Christmas wines: Stratus 2007 Cabernet Franc, VQA Niagara Peninsula, and 2005 Chateau Suau update

Stratus is a rather high-end winery in Ontario's Niagara Peninsula area, at least to judge by their prices and modern, fashion-conscious tasting room out on the vine-laden flats between the QEW expressway and Niagara-on-the-Lake.  I picked up a bottle of their 2007 Cabernet Franc while tasting there a few years back, and we had it this Christmas with our traditional vegetarian Christmas dish of Chiles en Nogada --- a vegetarian modification of the Mexican recipe, made of Poblano chiles stuffed with a tofu, tomato, onion, raisin and spice mixture and topped with a cream and ground walnut sauce and pomegranate.

Someplace Hugh Johnson (I think) says that there are two main ways to get a great wine and food pairing:  a brilliant contrast in which each sets the other off, and an echoing in which the two are similar, yet different, for a total experience more complex than either one separately.  This was indeed a great pairing, mostly of the second kind, with the spiciness and slight grassy or vegetal elements characteristic of Cab Franc echoing the Poblano pepper.  Good strong fruit flavors too, and medium-grained tannins.   A very balanced wine, but fairly full-bodied, reminscent of a good Bourgeuil like the Domaine de la Chanteleuserie "Alouette"  but with some aspects more like an excellent Bordeaux:  it seemed a bit on the smooth and elegant side for a Cabernet Franc, but with no lack of flavor.  Tannins seeming to get more pronounced as the meal went on, fairly grippy on the finish, which is fairly long perhaps due to the tannins sticking the flavorsome stuff to the tongue.  Not obnoxiously tannic, though.  Still I'd guess this wine, though delicious and somewhat evolved now, has 3-8 more years of beneficial evolution in store.  Unfortunately I only bought one bottle---I recall it was fairly pricey (retail price was listed as $38 on release but I think it was on sale for less at the winery).

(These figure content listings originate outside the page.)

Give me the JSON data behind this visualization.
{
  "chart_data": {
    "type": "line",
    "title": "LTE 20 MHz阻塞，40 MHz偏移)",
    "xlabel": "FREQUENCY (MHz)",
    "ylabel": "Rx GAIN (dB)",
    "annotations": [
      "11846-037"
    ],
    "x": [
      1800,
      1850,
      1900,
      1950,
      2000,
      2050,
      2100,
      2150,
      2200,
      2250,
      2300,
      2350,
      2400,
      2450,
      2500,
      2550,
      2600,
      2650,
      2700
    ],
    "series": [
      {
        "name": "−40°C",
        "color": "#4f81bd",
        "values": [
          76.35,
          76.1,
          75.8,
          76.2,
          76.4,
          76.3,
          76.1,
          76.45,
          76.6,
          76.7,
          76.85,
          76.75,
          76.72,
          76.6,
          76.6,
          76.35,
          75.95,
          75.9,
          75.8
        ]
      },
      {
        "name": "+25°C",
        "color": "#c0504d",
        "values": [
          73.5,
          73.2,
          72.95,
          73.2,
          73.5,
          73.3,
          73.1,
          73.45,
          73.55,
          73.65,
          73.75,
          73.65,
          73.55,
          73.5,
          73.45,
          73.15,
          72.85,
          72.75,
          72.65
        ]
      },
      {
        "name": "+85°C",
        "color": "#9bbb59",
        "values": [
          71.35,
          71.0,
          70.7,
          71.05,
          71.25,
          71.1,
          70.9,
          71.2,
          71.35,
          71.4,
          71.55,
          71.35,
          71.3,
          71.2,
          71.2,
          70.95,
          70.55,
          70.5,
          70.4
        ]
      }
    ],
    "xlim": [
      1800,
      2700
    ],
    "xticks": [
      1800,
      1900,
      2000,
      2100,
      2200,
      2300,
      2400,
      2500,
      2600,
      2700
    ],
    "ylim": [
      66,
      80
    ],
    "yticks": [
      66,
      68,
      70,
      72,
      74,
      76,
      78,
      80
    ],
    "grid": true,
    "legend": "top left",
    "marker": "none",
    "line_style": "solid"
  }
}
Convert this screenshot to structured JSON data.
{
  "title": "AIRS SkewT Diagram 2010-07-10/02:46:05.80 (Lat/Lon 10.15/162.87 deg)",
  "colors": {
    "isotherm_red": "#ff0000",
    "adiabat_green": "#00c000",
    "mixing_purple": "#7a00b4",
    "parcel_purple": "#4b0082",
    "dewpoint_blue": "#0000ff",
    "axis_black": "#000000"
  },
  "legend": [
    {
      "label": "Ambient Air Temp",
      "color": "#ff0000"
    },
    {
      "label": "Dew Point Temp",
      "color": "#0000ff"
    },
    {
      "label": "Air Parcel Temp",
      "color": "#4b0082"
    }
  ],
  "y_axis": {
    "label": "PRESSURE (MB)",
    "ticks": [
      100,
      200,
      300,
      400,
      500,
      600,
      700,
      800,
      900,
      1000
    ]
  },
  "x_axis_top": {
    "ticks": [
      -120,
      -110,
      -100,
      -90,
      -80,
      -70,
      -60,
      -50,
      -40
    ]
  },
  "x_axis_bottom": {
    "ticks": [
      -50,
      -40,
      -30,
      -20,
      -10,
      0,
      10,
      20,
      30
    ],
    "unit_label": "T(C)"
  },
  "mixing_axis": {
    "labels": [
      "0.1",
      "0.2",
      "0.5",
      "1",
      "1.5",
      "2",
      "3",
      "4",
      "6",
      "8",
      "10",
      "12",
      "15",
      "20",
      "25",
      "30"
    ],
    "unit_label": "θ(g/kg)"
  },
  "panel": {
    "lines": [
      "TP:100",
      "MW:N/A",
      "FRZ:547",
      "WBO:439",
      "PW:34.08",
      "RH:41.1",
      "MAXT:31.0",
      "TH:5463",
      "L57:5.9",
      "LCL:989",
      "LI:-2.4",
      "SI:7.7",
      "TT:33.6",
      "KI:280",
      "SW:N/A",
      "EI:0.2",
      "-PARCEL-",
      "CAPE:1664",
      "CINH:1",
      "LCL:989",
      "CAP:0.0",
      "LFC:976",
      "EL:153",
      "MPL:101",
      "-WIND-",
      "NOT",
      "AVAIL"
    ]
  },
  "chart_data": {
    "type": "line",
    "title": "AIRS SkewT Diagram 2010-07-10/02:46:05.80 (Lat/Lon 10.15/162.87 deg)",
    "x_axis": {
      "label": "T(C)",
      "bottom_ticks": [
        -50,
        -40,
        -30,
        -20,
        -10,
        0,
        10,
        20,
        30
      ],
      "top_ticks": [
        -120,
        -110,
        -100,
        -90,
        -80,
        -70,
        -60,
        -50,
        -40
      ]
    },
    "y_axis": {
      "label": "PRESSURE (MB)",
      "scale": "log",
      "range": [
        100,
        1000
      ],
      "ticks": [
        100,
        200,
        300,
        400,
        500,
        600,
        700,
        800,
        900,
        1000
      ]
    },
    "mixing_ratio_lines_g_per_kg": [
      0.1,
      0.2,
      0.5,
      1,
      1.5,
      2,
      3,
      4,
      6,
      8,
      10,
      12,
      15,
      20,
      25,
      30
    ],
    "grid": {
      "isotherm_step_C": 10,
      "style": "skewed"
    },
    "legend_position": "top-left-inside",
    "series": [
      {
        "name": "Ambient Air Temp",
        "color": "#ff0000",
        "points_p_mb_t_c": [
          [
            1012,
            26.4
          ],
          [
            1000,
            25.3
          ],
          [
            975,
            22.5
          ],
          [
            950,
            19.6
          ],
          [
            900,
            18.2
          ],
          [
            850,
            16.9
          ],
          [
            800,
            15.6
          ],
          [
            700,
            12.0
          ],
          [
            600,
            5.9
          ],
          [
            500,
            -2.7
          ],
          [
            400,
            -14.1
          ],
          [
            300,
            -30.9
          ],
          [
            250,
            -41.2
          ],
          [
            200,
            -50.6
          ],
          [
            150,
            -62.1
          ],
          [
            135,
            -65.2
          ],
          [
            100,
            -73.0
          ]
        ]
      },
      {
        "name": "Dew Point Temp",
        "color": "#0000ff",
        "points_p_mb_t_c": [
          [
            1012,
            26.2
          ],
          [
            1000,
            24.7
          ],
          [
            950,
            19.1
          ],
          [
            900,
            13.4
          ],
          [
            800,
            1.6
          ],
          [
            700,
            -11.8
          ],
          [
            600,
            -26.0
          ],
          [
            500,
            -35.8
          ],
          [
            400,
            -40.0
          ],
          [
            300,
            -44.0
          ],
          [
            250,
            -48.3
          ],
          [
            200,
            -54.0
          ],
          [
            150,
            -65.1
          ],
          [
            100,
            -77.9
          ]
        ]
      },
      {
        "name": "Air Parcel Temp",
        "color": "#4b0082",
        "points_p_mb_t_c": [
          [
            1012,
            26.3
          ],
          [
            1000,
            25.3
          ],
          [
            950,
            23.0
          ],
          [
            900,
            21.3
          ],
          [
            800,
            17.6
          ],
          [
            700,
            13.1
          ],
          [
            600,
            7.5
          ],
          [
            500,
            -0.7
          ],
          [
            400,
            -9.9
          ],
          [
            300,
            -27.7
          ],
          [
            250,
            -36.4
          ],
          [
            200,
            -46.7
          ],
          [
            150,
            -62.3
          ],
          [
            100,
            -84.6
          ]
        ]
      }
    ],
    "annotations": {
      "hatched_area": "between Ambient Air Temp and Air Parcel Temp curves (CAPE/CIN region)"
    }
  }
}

If one has to numerically rate it, perhaps a 8.5 or 9 on my 10 point scale that goes to 11, maybe 89 Parkeresque points.  Great stuff, anyway...an unfortunate example of fairly expensive wine for which I know no cheaper substitute with quite the same qualities, though the Chanteleuserie comes close.  One of quite a few superlative Ontario wines I've had the pleasure of drinking this year... more on the others anon.

Good as this wine was, my wife's Chiles en Nogada were, as usual, the true pièce de résistance of the meal.  Dessert was pampepato, served with the 2005 Sauternes from Chateau Suau.  I've had several 375ml bottles of this, a couple of them somewhat disappointing after an initially fabulous experience...this one seemed back to form, with pineapple, cotton candy, and a little bit of burnt sugar flavors.  The overall format seemed relatively low-acid, not super-crisp, nor super-complex beyond the abovementioned flavors, but nonetheless fairly fresh-tasting.  Quite sweet, but not quite to the point of seeming syrupy.